Personal taste was another drinking pattern related to tasting wine, which has recently become fashionable in Taiwan. People feel that it is a gracious habit that expresses a sophisticated and cosmopolitan lifestyle. Red wine in small amounts has also been reported as good for health [
32]. Unfortunately, these participants did not report the amount of wine they drank, but monitored their alcohol consumption by not feeling drunk, as reported by participants who described the family habits pattern. Therefore, prevention programme s for these participants should also consider including the standard amounts of alcohol in different kinds of drinks, e.g. one standard drink equals 12 oz of beer, 5 oz of wine, or 1.5 oz of spirits [
27], the recommended alcohol amounts for males and females, and knowledge about the long-term effects of hazardous or harmful alcohol drinking.
Drinking alcohol was also considered by our participants as helping them to forget their problems, which may demonstrate a maladaptive pattern. Like the family-habit pattern, this pattern was described by our participants as a behaviour learned from the family environment. These findings highlight the importance of family education about drinking alcohol and helping people with this drinking pattern to build positive coping strategies to deal with their problems.
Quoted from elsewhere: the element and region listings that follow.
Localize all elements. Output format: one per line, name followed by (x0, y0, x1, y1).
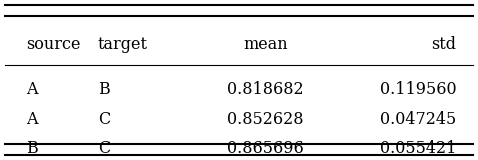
Text: B: B (98, 81, 110, 98)
Text: mean: mean (243, 36, 288, 53)
Text: B: B (26, 140, 38, 157)
Text: source: source (26, 36, 81, 53)
Text: std: std (432, 36, 456, 53)
Text: 0.047245: 0.047245 (380, 111, 456, 128)
Text: 0.055421: 0.055421 (380, 140, 456, 157)
Text: A: A (26, 81, 38, 98)
Text: 0.119560: 0.119560 (380, 81, 456, 98)
Text: A: A (26, 111, 38, 128)
Text: C: C (98, 111, 110, 128)
Text: C: C (98, 140, 110, 157)
Text: 0.865696: 0.865696 (227, 140, 304, 157)
Text: 0.818682: 0.818682 (227, 81, 304, 98)
Text: 0.852628: 0.852628 (227, 111, 304, 128)
Text: target: target (98, 36, 148, 53)
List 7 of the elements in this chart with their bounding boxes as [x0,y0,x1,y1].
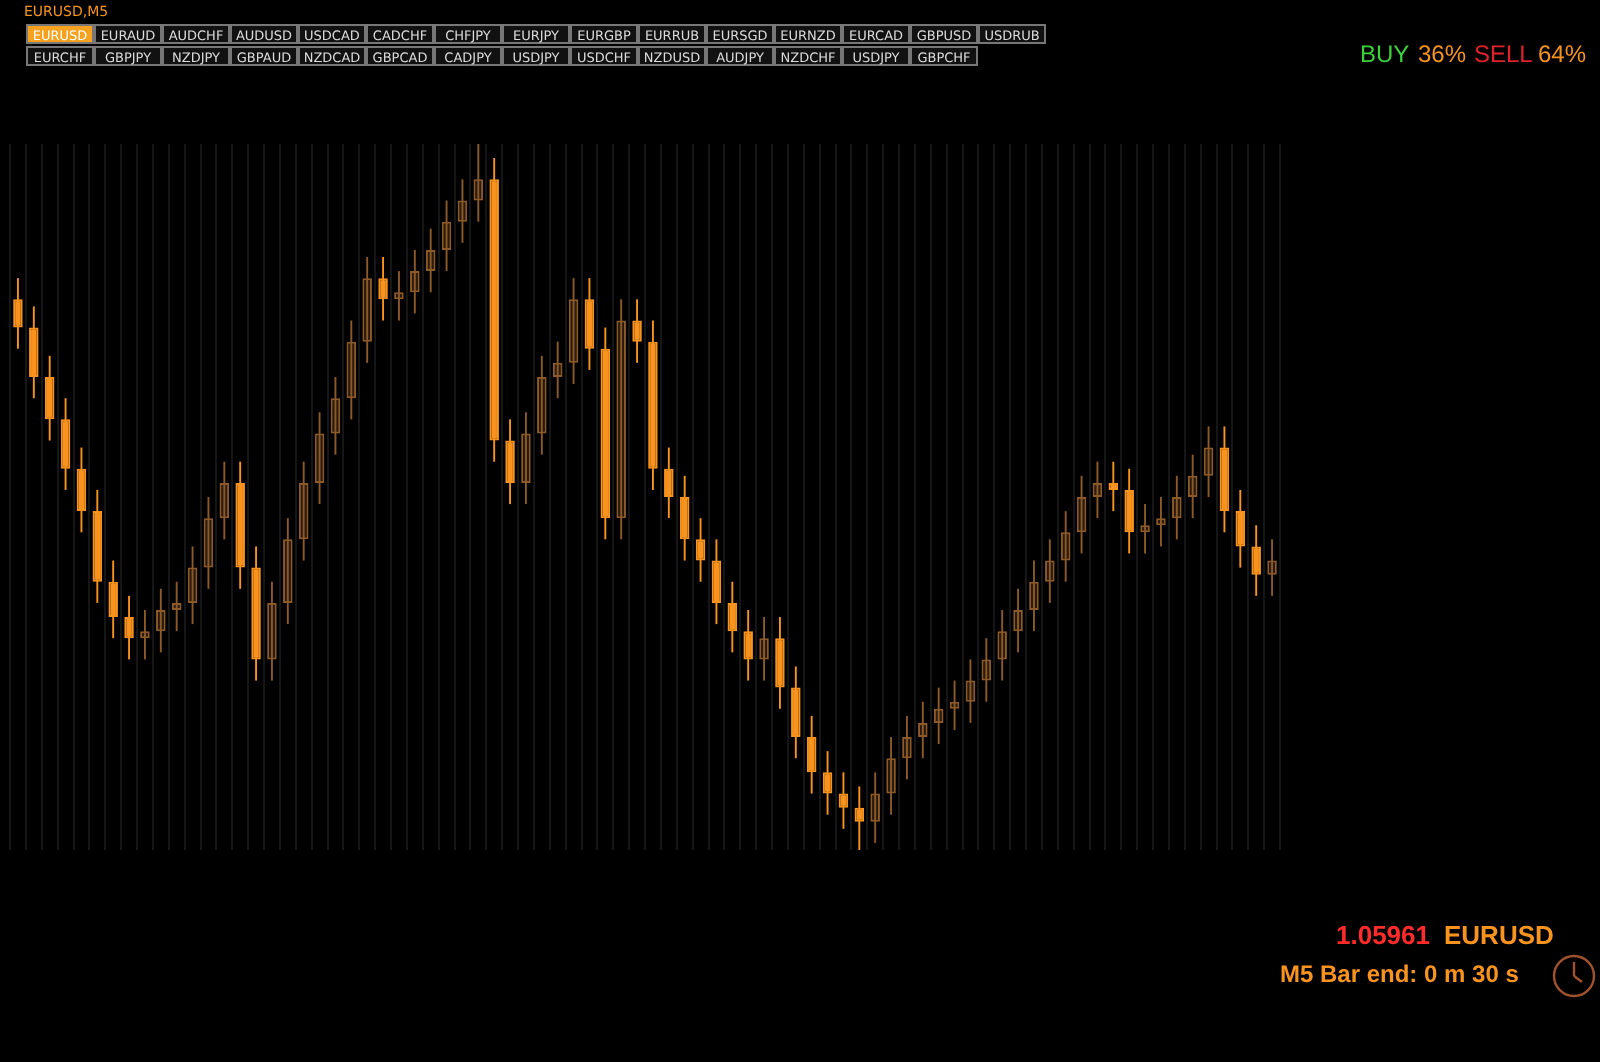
text: BUY [1360,40,1410,68]
text: 64% [1538,40,1587,68]
text: 36% [1418,40,1467,68]
text: 1.05961 [1336,920,1430,950]
text: M5 Bar end: 0 m 30 s [1280,960,1519,988]
text: EURUSD [1444,920,1554,950]
text: SELL [1474,40,1533,68]
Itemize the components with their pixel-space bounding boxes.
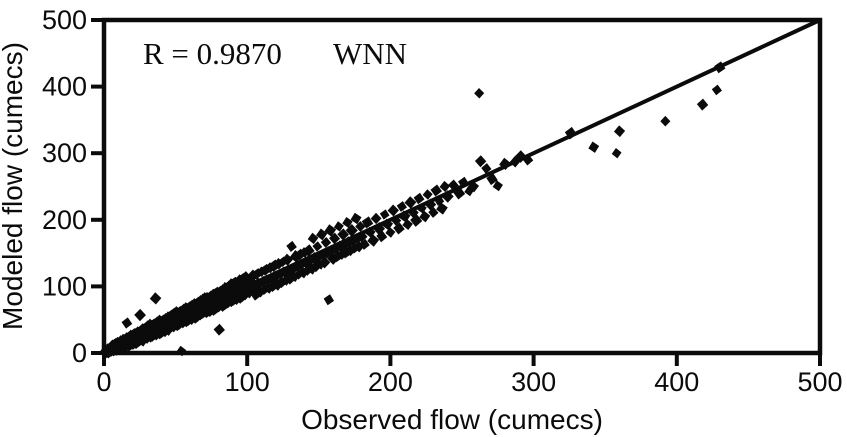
data-point-marker bbox=[345, 224, 358, 237]
data-point-marker bbox=[307, 232, 319, 245]
data-point-marker bbox=[407, 206, 419, 219]
data-point-marker bbox=[385, 227, 396, 238]
data-point-marker bbox=[428, 207, 439, 218]
data-point-marker bbox=[410, 214, 423, 227]
y-tick-label: 200 bbox=[42, 205, 87, 235]
data-point-marker bbox=[329, 232, 341, 245]
data-point-marker bbox=[481, 163, 492, 174]
x-tick-label: 500 bbox=[797, 367, 842, 397]
data-point-marker bbox=[396, 201, 408, 212]
model-name-annotation: WNN bbox=[333, 36, 407, 71]
data-point-marker bbox=[240, 271, 252, 283]
data-point-marker bbox=[387, 204, 399, 217]
data-point-marker bbox=[337, 228, 349, 241]
x-axis-ticks: 0 100 200 300 400 500 bbox=[96, 355, 843, 397]
scatter-points-group bbox=[99, 61, 726, 359]
data-point-marker bbox=[355, 221, 366, 232]
data-point-marker bbox=[474, 87, 485, 99]
data-point-marker bbox=[422, 189, 433, 200]
data-point-marker bbox=[359, 238, 370, 250]
y-tick-label: 300 bbox=[42, 138, 87, 168]
y-axis-ticks: 0 100 200 300 400 500 bbox=[42, 5, 102, 368]
data-point-marker bbox=[361, 216, 374, 229]
y-tick-label: 100 bbox=[42, 271, 87, 301]
data-point-marker bbox=[367, 234, 380, 247]
y-tick-label: 0 bbox=[72, 338, 87, 368]
data-point-marker bbox=[696, 98, 709, 111]
data-point-marker bbox=[176, 345, 187, 357]
data-point-marker bbox=[302, 244, 315, 257]
data-point-marker bbox=[522, 154, 534, 166]
correlation-annotation: R = 0.9870 bbox=[143, 36, 282, 71]
data-point-marker bbox=[350, 212, 362, 225]
data-point-marker bbox=[430, 184, 442, 197]
x-tick-label: 300 bbox=[511, 367, 556, 397]
data-point-marker bbox=[419, 210, 431, 223]
data-point-marker bbox=[474, 155, 487, 168]
data-point-marker bbox=[149, 292, 162, 305]
data-point-marker bbox=[492, 180, 503, 192]
data-point-marker bbox=[391, 215, 402, 226]
data-point-marker bbox=[458, 176, 469, 189]
data-point-marker bbox=[564, 126, 577, 140]
data-point-marker bbox=[402, 218, 413, 231]
data-point-marker bbox=[121, 317, 133, 329]
data-point-marker bbox=[134, 308, 146, 322]
data-point-marker bbox=[342, 216, 353, 228]
data-point-marker bbox=[436, 202, 448, 215]
y-axis-title: Modeled flow (cumecs) bbox=[0, 42, 28, 330]
x-tick-label: 0 bbox=[96, 367, 111, 397]
data-point-marker bbox=[286, 240, 297, 252]
y-tick-label: 500 bbox=[42, 5, 87, 35]
data-point-marker bbox=[213, 323, 225, 336]
data-point-marker bbox=[318, 256, 331, 269]
data-point-marker bbox=[453, 186, 466, 200]
x-tick-label: 200 bbox=[368, 367, 413, 397]
data-point-marker bbox=[320, 236, 332, 248]
data-point-marker bbox=[355, 230, 368, 243]
data-point-marker bbox=[499, 157, 511, 171]
data-point-marker bbox=[324, 224, 337, 237]
data-point-marker bbox=[514, 150, 527, 163]
x-tick-label: 100 bbox=[225, 367, 270, 397]
data-point-marker bbox=[323, 294, 335, 306]
data-point-marker bbox=[382, 218, 394, 231]
data-point-marker bbox=[711, 84, 722, 96]
x-axis-title: Observed flow (cumecs) bbox=[301, 404, 603, 435]
data-point-marker bbox=[379, 209, 390, 220]
data-point-marker bbox=[393, 222, 405, 235]
data-point-marker bbox=[370, 212, 382, 225]
data-point-marker bbox=[486, 173, 498, 186]
data-point-marker bbox=[291, 260, 303, 273]
data-point-marker bbox=[439, 180, 451, 193]
y-tick-label: 400 bbox=[42, 72, 87, 102]
x-tick-label: 400 bbox=[654, 367, 699, 397]
data-point-marker bbox=[660, 115, 671, 127]
data-point-marker bbox=[441, 190, 454, 203]
data-point-marker bbox=[588, 141, 600, 153]
data-point-marker bbox=[413, 192, 425, 205]
data-point-marker bbox=[467, 180, 480, 193]
data-point-marker bbox=[376, 230, 388, 243]
data-point-marker bbox=[613, 125, 626, 138]
data-point-marker bbox=[404, 196, 417, 209]
data-point-marker bbox=[283, 264, 294, 276]
data-point-marker bbox=[333, 221, 344, 232]
data-point-marker bbox=[714, 61, 726, 74]
data-point-marker bbox=[448, 179, 459, 191]
data-point-marker bbox=[611, 148, 622, 159]
data-point-marker bbox=[312, 241, 323, 252]
plot-box-border bbox=[101, 17, 823, 356]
In contrast, one group of our participants described drinking alcohol when they felt happy. Drinking for these participants was related to celebration and happiness. Programmes for these participants should focus on educating them about the standard measures of alcoholic beverages, the recommended alcohol amounts for males and females, and the long-term effects of hazardous or harmful alcohol drinking.
Limitations
Although this study provides important information about the perceptions of family members of problem-drinker patients about their own hazardous or harmful alcohol-drinking behaviours, it had two limitations. The sample was recruited by convenience from three randomly selected hospitals in northern and central Taiwan. Thus, participants’ opinions may not represent the perceptions of family members of problem-drinker patients from other parts of Taiwan or a randomly chosen sample. Future studies should use random sampling and expand data collection settings.